L’activité minière se répercute lourdement sur nos territoires et, du fait des pollutions (air, eau, sols) engendrées, entre en conflit avec les économies locales fondées sur l’agriculture et le tourisme. Elle affaiblit la biodiversité et affecte la santé des populations. Selon l’association Ingénieurs sans frontières, nul ne peut garantir l’absence de conséquence là où sont extraits des minerais : « Il est techniquement et industriellement impossible que les mines soient un jour propres et totalement durables. »

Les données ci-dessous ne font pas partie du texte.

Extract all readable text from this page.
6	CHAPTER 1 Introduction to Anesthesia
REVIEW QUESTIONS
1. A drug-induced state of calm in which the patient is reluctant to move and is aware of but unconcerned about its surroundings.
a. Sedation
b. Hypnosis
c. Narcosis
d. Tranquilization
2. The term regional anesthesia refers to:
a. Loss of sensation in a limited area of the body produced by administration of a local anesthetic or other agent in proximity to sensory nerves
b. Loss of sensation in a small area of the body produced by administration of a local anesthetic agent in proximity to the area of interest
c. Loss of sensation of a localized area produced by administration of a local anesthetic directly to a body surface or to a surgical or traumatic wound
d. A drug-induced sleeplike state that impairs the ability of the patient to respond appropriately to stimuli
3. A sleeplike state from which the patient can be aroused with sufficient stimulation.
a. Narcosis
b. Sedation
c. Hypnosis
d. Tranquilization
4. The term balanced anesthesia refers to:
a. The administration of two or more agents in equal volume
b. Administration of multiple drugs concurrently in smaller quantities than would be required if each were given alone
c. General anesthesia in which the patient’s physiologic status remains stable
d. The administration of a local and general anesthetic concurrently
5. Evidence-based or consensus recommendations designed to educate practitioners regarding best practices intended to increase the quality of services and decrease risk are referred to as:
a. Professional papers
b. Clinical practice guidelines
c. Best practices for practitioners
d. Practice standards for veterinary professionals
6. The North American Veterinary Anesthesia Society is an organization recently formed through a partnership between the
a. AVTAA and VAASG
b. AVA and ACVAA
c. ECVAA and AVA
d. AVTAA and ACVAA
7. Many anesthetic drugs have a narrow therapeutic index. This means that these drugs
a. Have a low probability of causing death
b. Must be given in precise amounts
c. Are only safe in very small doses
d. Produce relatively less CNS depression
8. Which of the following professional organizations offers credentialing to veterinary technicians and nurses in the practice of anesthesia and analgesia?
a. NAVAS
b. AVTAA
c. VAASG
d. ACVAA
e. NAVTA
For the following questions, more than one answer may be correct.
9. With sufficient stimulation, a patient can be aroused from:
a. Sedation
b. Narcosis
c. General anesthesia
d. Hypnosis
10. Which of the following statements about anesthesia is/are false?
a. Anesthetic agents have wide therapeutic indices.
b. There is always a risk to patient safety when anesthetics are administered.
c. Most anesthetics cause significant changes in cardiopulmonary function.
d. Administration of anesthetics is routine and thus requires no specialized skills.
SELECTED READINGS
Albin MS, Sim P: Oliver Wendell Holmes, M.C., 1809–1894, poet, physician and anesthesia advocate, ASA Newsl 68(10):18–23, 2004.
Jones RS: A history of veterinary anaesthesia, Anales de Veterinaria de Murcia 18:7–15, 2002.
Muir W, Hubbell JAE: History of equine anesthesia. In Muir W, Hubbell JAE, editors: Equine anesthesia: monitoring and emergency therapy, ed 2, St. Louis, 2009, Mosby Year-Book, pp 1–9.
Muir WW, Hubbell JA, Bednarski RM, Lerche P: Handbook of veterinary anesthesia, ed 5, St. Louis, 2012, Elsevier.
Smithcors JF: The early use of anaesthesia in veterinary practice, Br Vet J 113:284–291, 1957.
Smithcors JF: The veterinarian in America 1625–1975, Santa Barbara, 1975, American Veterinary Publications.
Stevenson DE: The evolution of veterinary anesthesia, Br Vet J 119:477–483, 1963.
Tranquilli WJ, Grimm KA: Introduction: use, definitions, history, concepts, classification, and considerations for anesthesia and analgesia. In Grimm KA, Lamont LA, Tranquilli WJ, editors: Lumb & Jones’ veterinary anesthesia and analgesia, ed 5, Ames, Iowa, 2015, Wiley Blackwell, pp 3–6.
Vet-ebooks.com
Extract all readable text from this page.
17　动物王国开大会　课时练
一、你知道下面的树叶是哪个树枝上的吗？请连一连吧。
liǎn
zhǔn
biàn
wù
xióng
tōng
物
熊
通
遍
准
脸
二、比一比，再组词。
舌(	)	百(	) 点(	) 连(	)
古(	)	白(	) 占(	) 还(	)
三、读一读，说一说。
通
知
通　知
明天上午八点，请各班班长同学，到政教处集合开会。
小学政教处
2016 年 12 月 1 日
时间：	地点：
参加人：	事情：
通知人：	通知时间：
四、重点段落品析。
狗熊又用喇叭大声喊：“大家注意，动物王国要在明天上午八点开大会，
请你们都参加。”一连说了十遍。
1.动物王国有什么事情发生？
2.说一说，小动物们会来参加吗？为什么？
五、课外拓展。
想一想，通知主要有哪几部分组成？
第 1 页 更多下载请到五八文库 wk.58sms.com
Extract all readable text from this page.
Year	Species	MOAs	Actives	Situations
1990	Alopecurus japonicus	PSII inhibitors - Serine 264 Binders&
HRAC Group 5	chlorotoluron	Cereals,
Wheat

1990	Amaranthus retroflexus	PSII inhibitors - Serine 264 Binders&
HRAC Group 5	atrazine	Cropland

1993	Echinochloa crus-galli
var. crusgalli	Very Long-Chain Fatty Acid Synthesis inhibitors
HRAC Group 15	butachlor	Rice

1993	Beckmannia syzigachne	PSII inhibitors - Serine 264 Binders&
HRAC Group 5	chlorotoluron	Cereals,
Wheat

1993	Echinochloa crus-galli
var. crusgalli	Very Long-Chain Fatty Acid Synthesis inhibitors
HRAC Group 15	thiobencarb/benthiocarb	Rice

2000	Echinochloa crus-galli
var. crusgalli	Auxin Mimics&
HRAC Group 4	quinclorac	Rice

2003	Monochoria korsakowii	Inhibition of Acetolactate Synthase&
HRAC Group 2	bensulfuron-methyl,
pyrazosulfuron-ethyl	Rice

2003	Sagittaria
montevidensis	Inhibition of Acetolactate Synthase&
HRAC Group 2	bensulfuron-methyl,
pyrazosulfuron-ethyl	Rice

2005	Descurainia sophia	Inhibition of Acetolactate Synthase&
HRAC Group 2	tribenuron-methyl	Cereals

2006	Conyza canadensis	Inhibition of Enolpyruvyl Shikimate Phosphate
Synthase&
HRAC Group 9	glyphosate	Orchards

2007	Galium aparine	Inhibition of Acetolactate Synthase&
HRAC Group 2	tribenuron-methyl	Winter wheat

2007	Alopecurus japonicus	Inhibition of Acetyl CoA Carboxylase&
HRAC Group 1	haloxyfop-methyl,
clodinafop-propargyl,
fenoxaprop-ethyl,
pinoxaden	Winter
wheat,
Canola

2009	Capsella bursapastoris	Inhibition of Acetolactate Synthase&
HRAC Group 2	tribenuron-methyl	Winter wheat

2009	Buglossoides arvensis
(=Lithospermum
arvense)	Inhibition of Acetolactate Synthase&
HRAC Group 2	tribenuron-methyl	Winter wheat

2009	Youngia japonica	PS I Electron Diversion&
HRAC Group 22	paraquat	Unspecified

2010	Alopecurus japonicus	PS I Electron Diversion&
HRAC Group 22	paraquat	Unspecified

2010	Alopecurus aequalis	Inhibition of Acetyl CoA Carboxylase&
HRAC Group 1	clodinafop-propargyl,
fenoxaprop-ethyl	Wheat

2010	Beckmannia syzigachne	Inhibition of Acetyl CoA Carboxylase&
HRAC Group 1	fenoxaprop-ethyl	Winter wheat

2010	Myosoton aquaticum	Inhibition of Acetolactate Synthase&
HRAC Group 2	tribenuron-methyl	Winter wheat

Le Code minier n’est pas seulement un instrument juridique. En essayant de nous vanter un modèle minier « vertueux », il cache la logique prédatrice du secteur minier dans sa volonté d’explorer toujours plus de nouveaux territoires et gisements. Celle-ci est liée non seulement à la raréfaction des ressources, mais également à une économie financiarisée privilégiant la spéculation, l’accumulation et la valorisation des capitaux sans limites. Aussi, il est urgent qu’en tant qu’acteurs des territoires nous fassions entendre notre voix sur les choix technologiques et économiques faits par et pour l’industrie extractive avant que celle-ci ne nous mène dans l’impasse.

D’autant plus que le projet de loi prévoit, en son article 12, la possibilité de recourir aux ordonnances pour modifier toute une série de mesures, en évinçant le débat et le vote au Parlement.